Pioneer Plows through Second Quarter with $19.1MM Net Income
Pioneer Drilling Company, Inc. reported financial results for the three and six months ended June 30, 2008. As previously announced, the Company has transitioned to a December 31 fiscal year end; accordingly, the three months ended June 30 is reported as the second quarter of 2008.
Net income for the second quarter was $19.1 million, or $0.38 per diluted share, compared with net income of $11.8 million, or $0.24 per diluted share, for the three months ended March 31, 2008, and net income of $13.1 million, or $0.26 per diluted share, for the three months ended June 30, 2007 ("the year-earlier quarter"). The second quarter of 2008 included three months of operating results from our Production Services Division, which was formed on March 1, 2008 as a result of the acquisitions of the production service businesses of the WEDGE Group and Competition Wireline, as well as contributions from our Colombian operations, which commenced in the third quarter of 2007.
Revenues for the second quarter were $152.5 million, compared with $113.4 million for the prior quarter and $102.8 million for the year-earlier quarter. EBITDA(1) for the second quarter increased 47% to $53.4 million from the prior quarter and 50% from the year-earlier quarter. Additionally, the second quarter was impacted by a charge to selling, general and administrative expenses of approximately $1.0 million related to the Company's investigation of internal control over financial reporting and a charge to interest expense of approximately $0.2 million related to bank fees and incremental interest for obtaining a debt covenant waiver.
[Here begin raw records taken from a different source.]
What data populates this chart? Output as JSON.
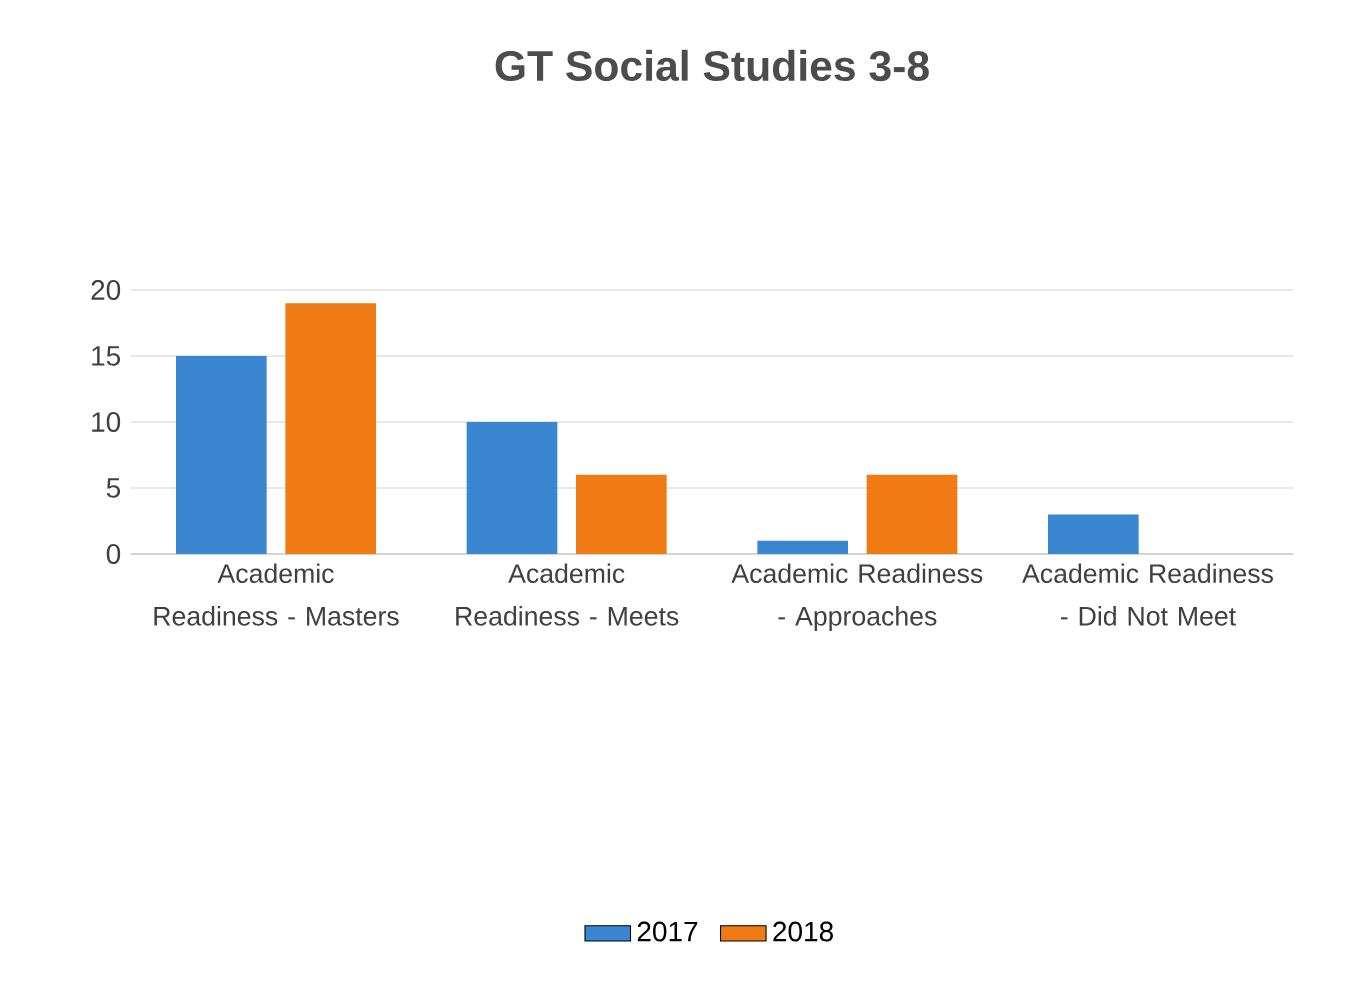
{
  "chart_data": {
    "type": "bar",
    "title": "GT Social Studies 3-8",
    "categories": [
      "Academic Readiness - Masters",
      "Academic Readiness - Meets",
      "Academic Readiness - Approaches",
      "Academic Readiness - Did Not Meet"
    ],
    "series": [
      {
        "name": "2017",
        "color": "#3a86d0",
        "values": [
          15,
          10,
          1,
          3
        ]
      },
      {
        "name": "2018",
        "color": "#f07a14",
        "values": [
          19,
          6,
          6,
          0
        ]
      }
    ],
    "ylim": [
      0,
      20
    ],
    "yticks": [
      0,
      5,
      10,
      15,
      20
    ],
    "grid": "y",
    "legend": "bottom"
  }
}
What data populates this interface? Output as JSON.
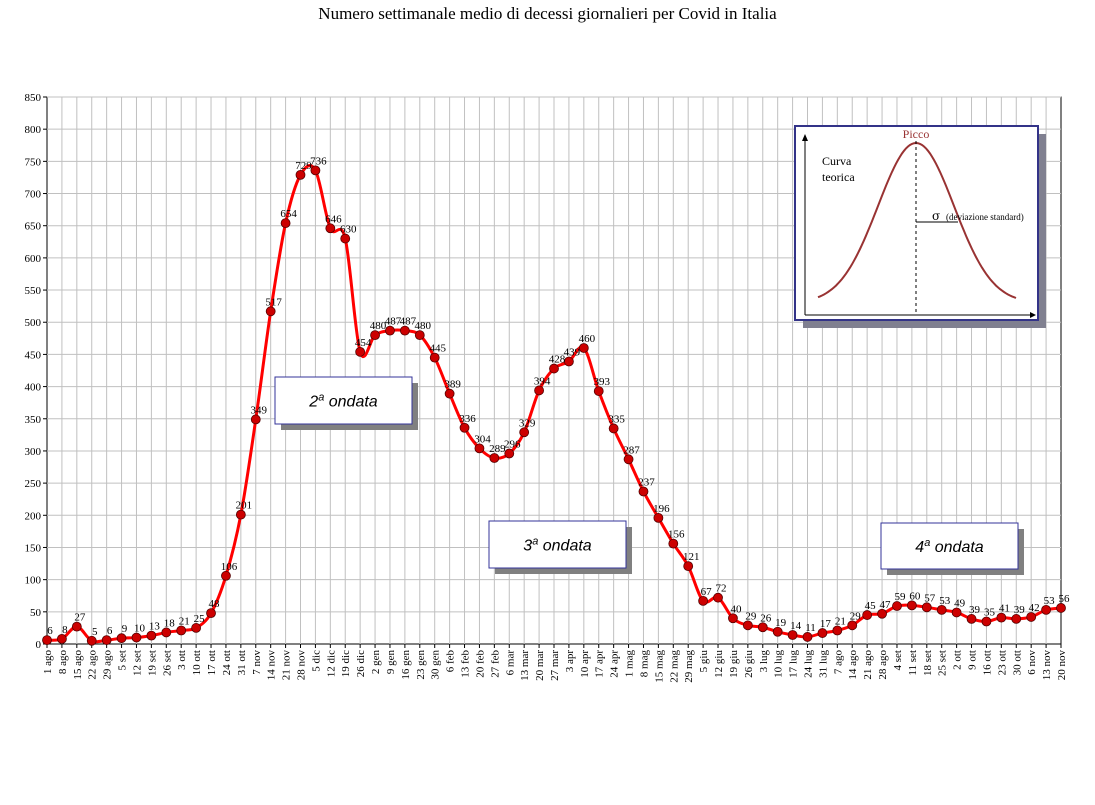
{
  "chart_data": {
    "type": "line",
    "title": "Numero settimanale medio di decessi giornalieri per Covid in Italia",
    "xlabel": "",
    "ylabel": "",
    "ylim": [
      0,
      850
    ],
    "y_ticks": [
      0,
      50,
      100,
      150,
      200,
      250,
      300,
      350,
      400,
      450,
      500,
      550,
      600,
      650,
      700,
      750,
      800,
      850
    ],
    "grid": true,
    "categories": [
      "1 ago",
      "8 ago",
      "15 ago",
      "22 ago",
      "29 ago",
      "5 set",
      "12 set",
      "19 set",
      "26 set",
      "3 ott",
      "10 ott",
      "17 ott",
      "24 ott",
      "31 ott",
      "7 nov",
      "14 nov",
      "21 nov",
      "28 nov",
      "5 dic",
      "12 dic",
      "19 dic",
      "26 dic",
      "2 gen",
      "9 gen",
      "16 gen",
      "23 gen",
      "30 gen",
      "6 feb",
      "13 feb",
      "20 feb",
      "27 feb",
      "6 mar",
      "13 mar",
      "20 mar",
      "27 mar",
      "3 apr",
      "10 apr",
      "17 apr",
      "24 apr",
      "1 mag",
      "8 mag",
      "15 mag",
      "22 mag",
      "29 mag",
      "5 giu",
      "12 giu",
      "19 giu",
      "26 giu",
      "3 lug",
      "10 lug",
      "17 lug",
      "24 lug",
      "31 lug",
      "7 ago",
      "14 ago",
      "21 ago",
      "28 ago",
      "4 set",
      "11 set",
      "18 set",
      "25 set",
      "2 ott",
      "9 ott",
      "16 ott",
      "23 ott",
      "30 ott",
      "6 nov",
      "13 nov",
      "20 nov"
    ],
    "series": [
      {
        "values": [
          6,
          8,
          27,
          5,
          6,
          9,
          10,
          13,
          18,
          21,
          25,
          48,
          106,
          201,
          349,
          517,
          654,
          729,
          736,
          646,
          630,
          454,
          480,
          487,
          487,
          480,
          445,
          389,
          336,
          304,
          289,
          296,
          329,
          394,
          428,
          439,
          460,
          393,
          335,
          287,
          237,
          196,
          156,
          121,
          67,
          72,
          40,
          29,
          26,
          19,
          14,
          11,
          17,
          21,
          29,
          45,
          47,
          59,
          60,
          57,
          53,
          49,
          39,
          35,
          41,
          39,
          42,
          53,
          56
        ],
        "color": "#ff0000",
        "marker_color": "#cc0000"
      }
    ],
    "annotations": [
      {
        "sup": "a",
        "prefix": "2",
        "suffix": " ondata"
      },
      {
        "sup": "a",
        "prefix": "3",
        "suffix": " ondata"
      },
      {
        "sup": "a",
        "prefix": "4",
        "suffix": " ondata"
      }
    ],
    "inset": {
      "peak_label": "Picco",
      "curve_label_line1": "Curva",
      "curve_label_line2": "teorica",
      "sigma_symbol": "σ",
      "sigma_label": "(deviazione standard)"
    }
  }
}
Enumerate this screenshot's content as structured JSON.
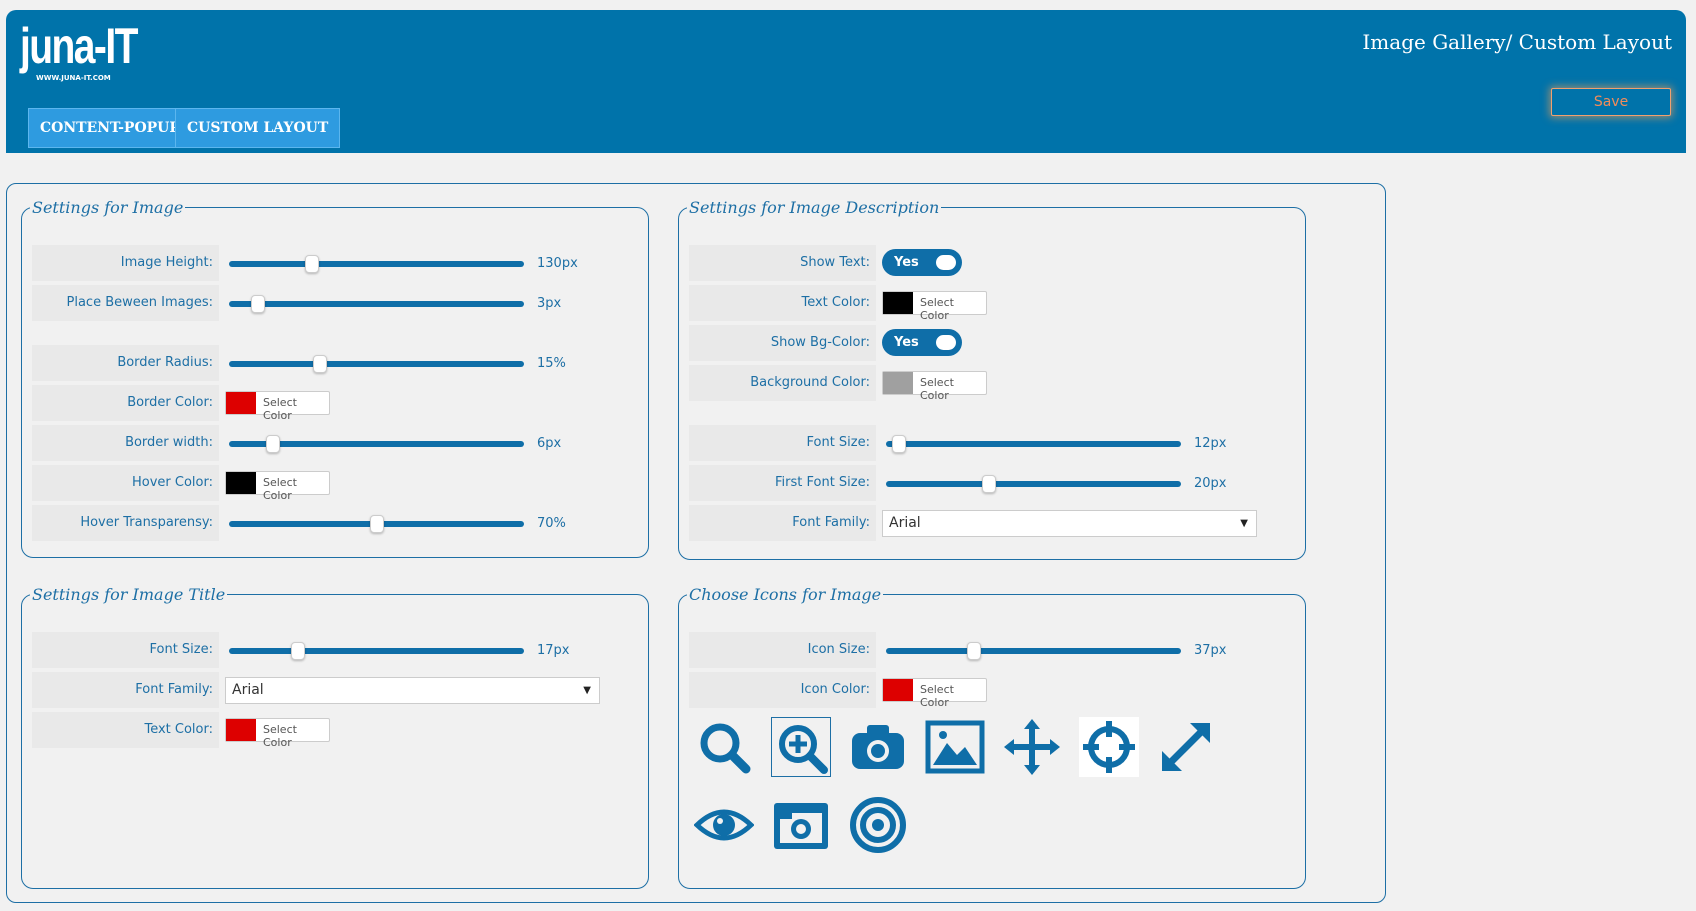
{
  "header": {
    "logo": "juna-IT",
    "logo_sub": "WWW.JUNA-IT.COM",
    "title": "Image Gallery/ Custom Layout",
    "save_label": "Save"
  },
  "tabs": [
    {
      "label": "CONTENT-POPUP"
    },
    {
      "label": "CUSTOM LAYOUT"
    }
  ],
  "image_settings": {
    "legend": "Settings for Image",
    "image_height": {
      "label": "Image Height:",
      "value": "130px",
      "level": 0.27
    },
    "place_between": {
      "label": "Place Beween Images:",
      "value": "3px",
      "level": 0.08
    },
    "border_radius": {
      "label": "Border Radius:",
      "value": "15%",
      "level": 0.3
    },
    "border_color": {
      "label": "Border Color:",
      "color": "#dd0000",
      "button": "Select Color"
    },
    "border_width": {
      "label": "Border width:",
      "value": "6px",
      "level": 0.13
    },
    "hover_color": {
      "label": "Hover Color:",
      "color": "#000000",
      "button": "Select Color"
    },
    "hover_transparency": {
      "label": "Hover Transparensy:",
      "value": "70%",
      "level": 0.5
    }
  },
  "description_settings": {
    "legend": "Settings for Image Description",
    "show_text": {
      "label": "Show Text:",
      "value": "Yes"
    },
    "text_color": {
      "label": "Text Color:",
      "color": "#000000",
      "button": "Select Color"
    },
    "show_bg": {
      "label": "Show Bg-Color:",
      "value": "Yes"
    },
    "bg_color": {
      "label": "Background Color:",
      "color": "#a0a0a0",
      "button": "Select Color"
    },
    "font_size": {
      "label": "Font Size:",
      "value": "12px",
      "level": 0.02
    },
    "first_font_size": {
      "label": "First Font Size:",
      "value": "20px",
      "level": 0.34
    },
    "font_family": {
      "label": "Font Family:",
      "value": "Arial"
    }
  },
  "title_settings": {
    "legend": "Settings for Image Title",
    "font_size": {
      "label": "Font Size:",
      "value": "17px",
      "level": 0.22
    },
    "font_family": {
      "label": "Font Family:",
      "value": "Arial"
    },
    "text_color": {
      "label": "Text Color:",
      "color": "#dd0000",
      "button": "Select Color"
    }
  },
  "icons_settings": {
    "legend": "Choose Icons for Image",
    "icon_size": {
      "label": "Icon Size:",
      "value": "37px",
      "level": 0.29
    },
    "icon_color": {
      "label": "Icon Color:",
      "color": "#dd0000",
      "button": "Select Color"
    },
    "icons": [
      "search-icon",
      "zoom-in-icon",
      "camera-icon",
      "image-icon",
      "move-icon",
      "crosshair-icon",
      "expand-icon",
      "eye-icon",
      "camera-alt-icon",
      "target-icon"
    ],
    "selected_icon": "zoom-in-icon",
    "accent": "#0f6ea8"
  }
}
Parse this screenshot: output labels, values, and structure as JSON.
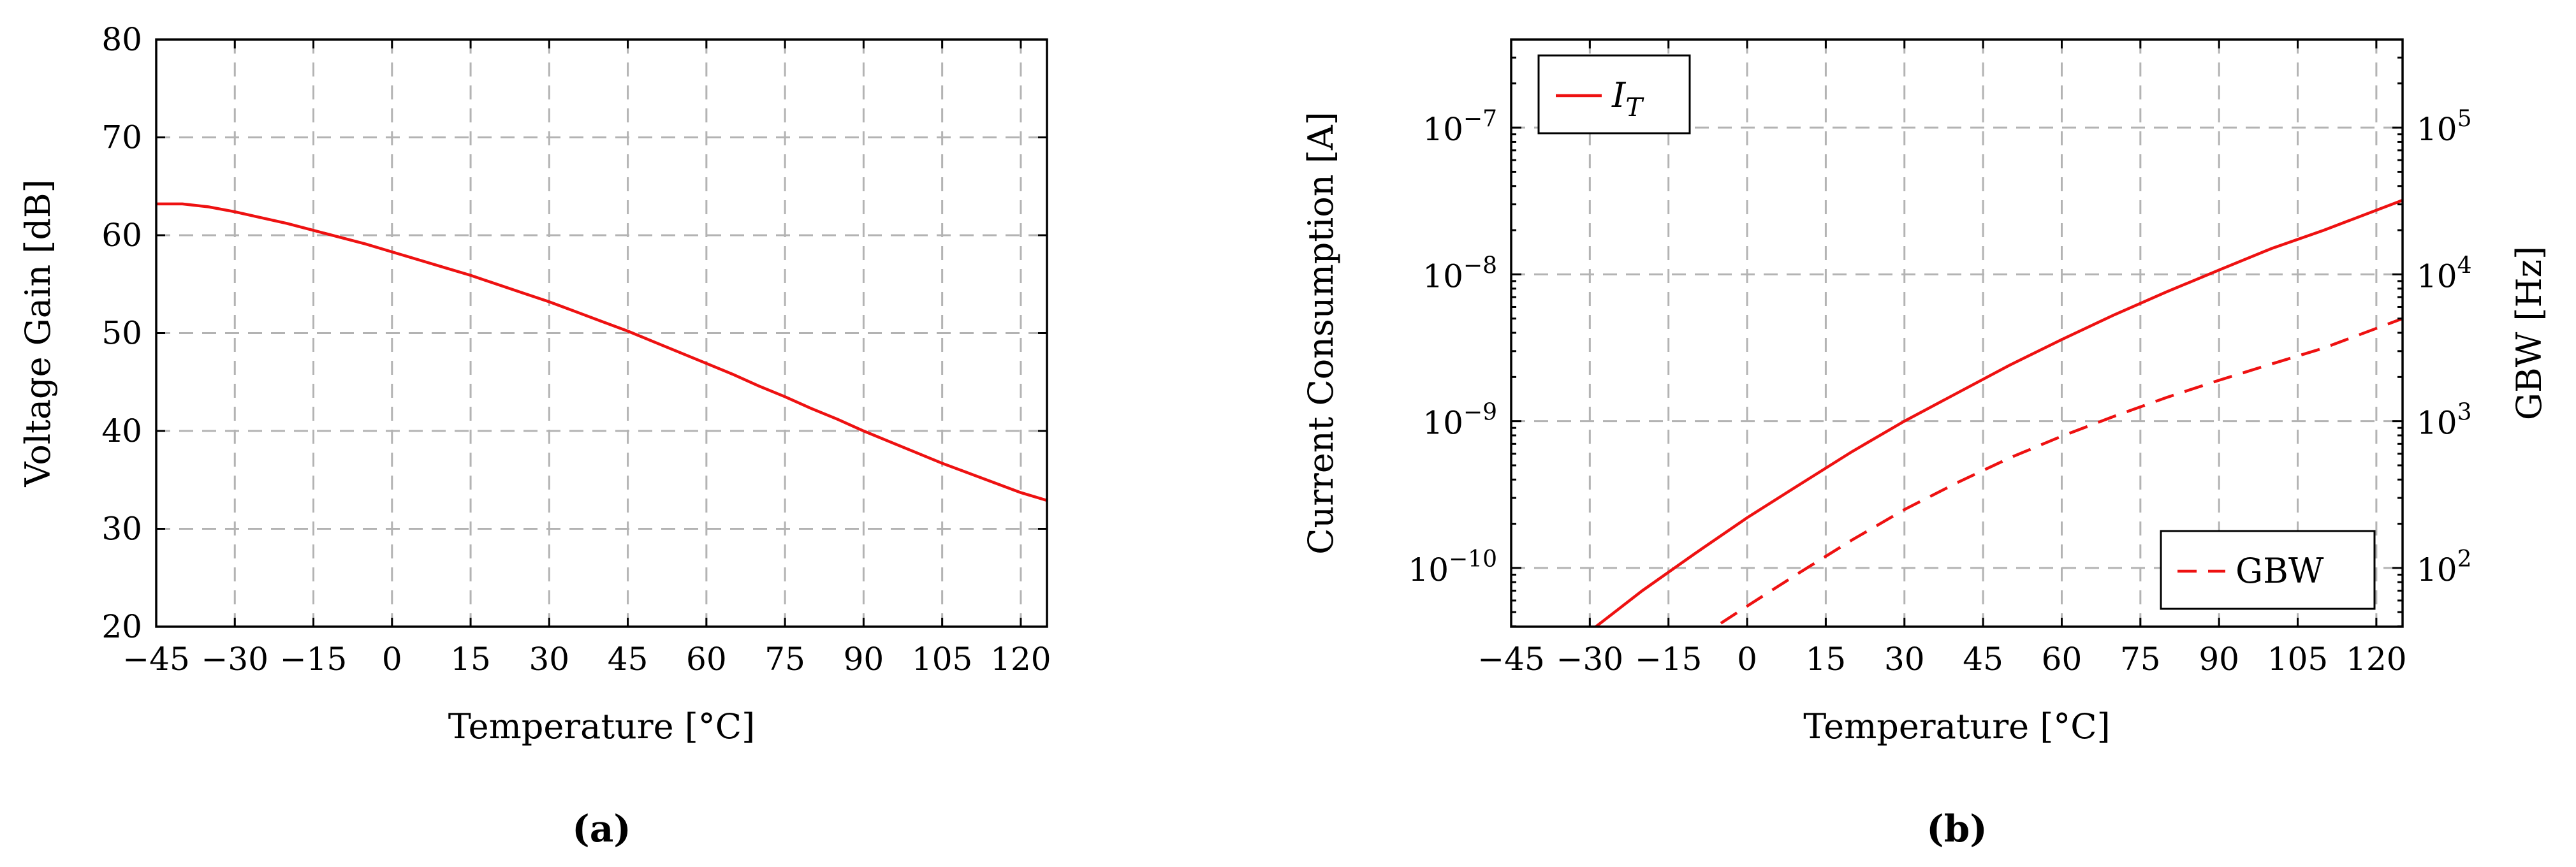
{
  "chart_data": [
    {
      "type": "line",
      "panel_label": "(a)",
      "xlabel": "Temperature [°C]",
      "ylabel": "Voltage Gain [dB]",
      "xlim": [
        -45,
        125
      ],
      "ylim": [
        20,
        80
      ],
      "xticks": [
        -45,
        -30,
        -15,
        0,
        15,
        30,
        45,
        60,
        75,
        90,
        105,
        120
      ],
      "xtick_labels": [
        "−45",
        "−30",
        "−15",
        "0",
        "15",
        "30",
        "45",
        "60",
        "75",
        "90",
        "105",
        "120"
      ],
      "yticks": [
        20,
        30,
        40,
        50,
        60,
        70,
        80
      ],
      "ytick_labels": [
        "20",
        "30",
        "40",
        "50",
        "60",
        "70",
        "80"
      ],
      "grid": true,
      "series": [
        {
          "color": "#ee1111",
          "style": "solid",
          "x": [
            -45,
            -40,
            -35,
            -30,
            -25,
            -20,
            -15,
            -10,
            -5,
            0,
            5,
            10,
            15,
            20,
            25,
            30,
            35,
            40,
            45,
            50,
            55,
            60,
            65,
            70,
            75,
            80,
            85,
            90,
            95,
            100,
            105,
            110,
            115,
            120,
            125
          ],
          "y": [
            63.2,
            63.2,
            62.9,
            62.4,
            61.8,
            61.2,
            60.5,
            59.8,
            59.1,
            58.3,
            57.5,
            56.7,
            55.9,
            55.0,
            54.1,
            53.2,
            52.2,
            51.2,
            50.2,
            49.1,
            48.0,
            46.9,
            45.8,
            44.6,
            43.5,
            42.3,
            41.2,
            40.0,
            38.9,
            37.8,
            36.7,
            35.7,
            34.7,
            33.7,
            32.9
          ]
        }
      ]
    },
    {
      "type": "line",
      "panel_label": "(b)",
      "xlabel": "Temperature [°C]",
      "ylabel": "Current Consumption [A]",
      "ylabel_right": "GBW [Hz]",
      "xlim": [
        -45,
        125
      ],
      "ylim_log10": [
        -10.4,
        -6.4
      ],
      "ylim_right_log10": [
        1.6,
        5.6
      ],
      "y_scale": "log",
      "xticks": [
        -45,
        -30,
        -15,
        0,
        15,
        30,
        45,
        60,
        75,
        90,
        105,
        120
      ],
      "xtick_labels": [
        "−45",
        "−30",
        "−15",
        "0",
        "15",
        "30",
        "45",
        "60",
        "75",
        "90",
        "105",
        "120"
      ],
      "yticks_log10": [
        -10,
        -9,
        -8,
        -7
      ],
      "ytick_base": [
        "10",
        "10",
        "10",
        "10"
      ],
      "ytick_exp": [
        "−10",
        "−9",
        "−8",
        "−7"
      ],
      "yticks_right_log10": [
        2,
        3,
        4,
        5
      ],
      "ytick_right_base": [
        "10",
        "10",
        "10",
        "10"
      ],
      "ytick_right_exp": [
        "2",
        "3",
        "4",
        "5"
      ],
      "grid": true,
      "legend": [
        {
          "label_main": "I",
          "label_sub": "T",
          "position": "top-left",
          "style": "solid"
        },
        {
          "label": "GBW",
          "position": "bottom-right",
          "style": "dashed"
        }
      ],
      "series": [
        {
          "axis": "left",
          "color": "#ee1111",
          "style": "solid",
          "x": [
            -30,
            -20,
            -10,
            0,
            10,
            20,
            30,
            40,
            50,
            60,
            70,
            80,
            90,
            100,
            110,
            125
          ],
          "y": [
            3.7e-11,
            7e-11,
            1.25e-10,
            2.2e-10,
            3.7e-10,
            6.2e-10,
            1e-09,
            1.55e-09,
            2.4e-09,
            3.6e-09,
            5.3e-09,
            7.6e-09,
            1.07e-08,
            1.5e-08,
            2e-08,
            3.2e-08
          ]
        },
        {
          "axis": "right",
          "color": "#ee1111",
          "style": "dashed",
          "x": [
            -5,
            0,
            10,
            20,
            30,
            40,
            50,
            60,
            70,
            80,
            90,
            100,
            110,
            125
          ],
          "y": [
            42,
            55,
            93,
            155,
            250,
            380,
            560,
            790,
            1080,
            1450,
            1900,
            2450,
            3150,
            5000
          ]
        }
      ]
    }
  ]
}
Net income for the six months ended June 30, 2008 was $31.0 million, or $0.61 per diluted share, compared with net income of $30.3 million, or $0.60 per diluted share, for the six months ended June 30, 2007. Revenues for the six months of 2008 were $266.0 million, compared with $206.1 million for the comparable period in 2007. EBITDA for the six months of 2008 increased 18% to $89.6 million from the comparable period in 2007 of $76.0 million.
"Our Drilling Services and Production Services divisions both performed well in the second quarter," said Wm. Stacy Locke, President and CEO. "Our drilling rig utilization and average margins per day for our Drilling Services division improved significantly from the prior quarter and our Production Services margins remained very solid. As a result of the strong demand in both divisions, we have approved the purchase of additional wireline units, fishing and rental equipment and in July, we secured a two-year term contract to build a land rig for the U.S. market. The rig, a 1500 horsepower SCR rig equipped with an automatic catwalk, iron roughneck and top-drive, is under construction and expected to be placed in service in December in the Rocky Mountain region."
The Drilling Services Division contributed $109.3 million of revenues for the second quarter, an increase of $9.2 million over the prior quarter and $6.5 million over the year-earlier quarter. Drilling Services revenues improved due to an increase in rig utilization to 90%, as compared to 84% in the first quarter, and a 14% increase in the Drilling Services margin(2) to $8,026 per day, up from $7,047 in the first quarter. Mr. Locke stated, "In June, dayrates reached their highest level so far this year and we anticipate continued improvement throughout the remainder of the year. In our international operations, we moved a fourth drilling rig into Colombia, which commenced drilling operations this week, and we are marketing another 1500 horsepower SCR rig that could be placed in service prior to year-end if we secure a drilling contract."
The Production Services Division contributed revenues of $43.3 million in the second quarter, compared to $13.4 million for the one-month period in the first quarter of 2008. Mr. Locke further stated, "The Production Services Division is performing better than expected and generated a margin(2) of 49% in the second quarter. We remain optimistic about the outlook for workover, wireline and fishing and rental services for the remainder of the year."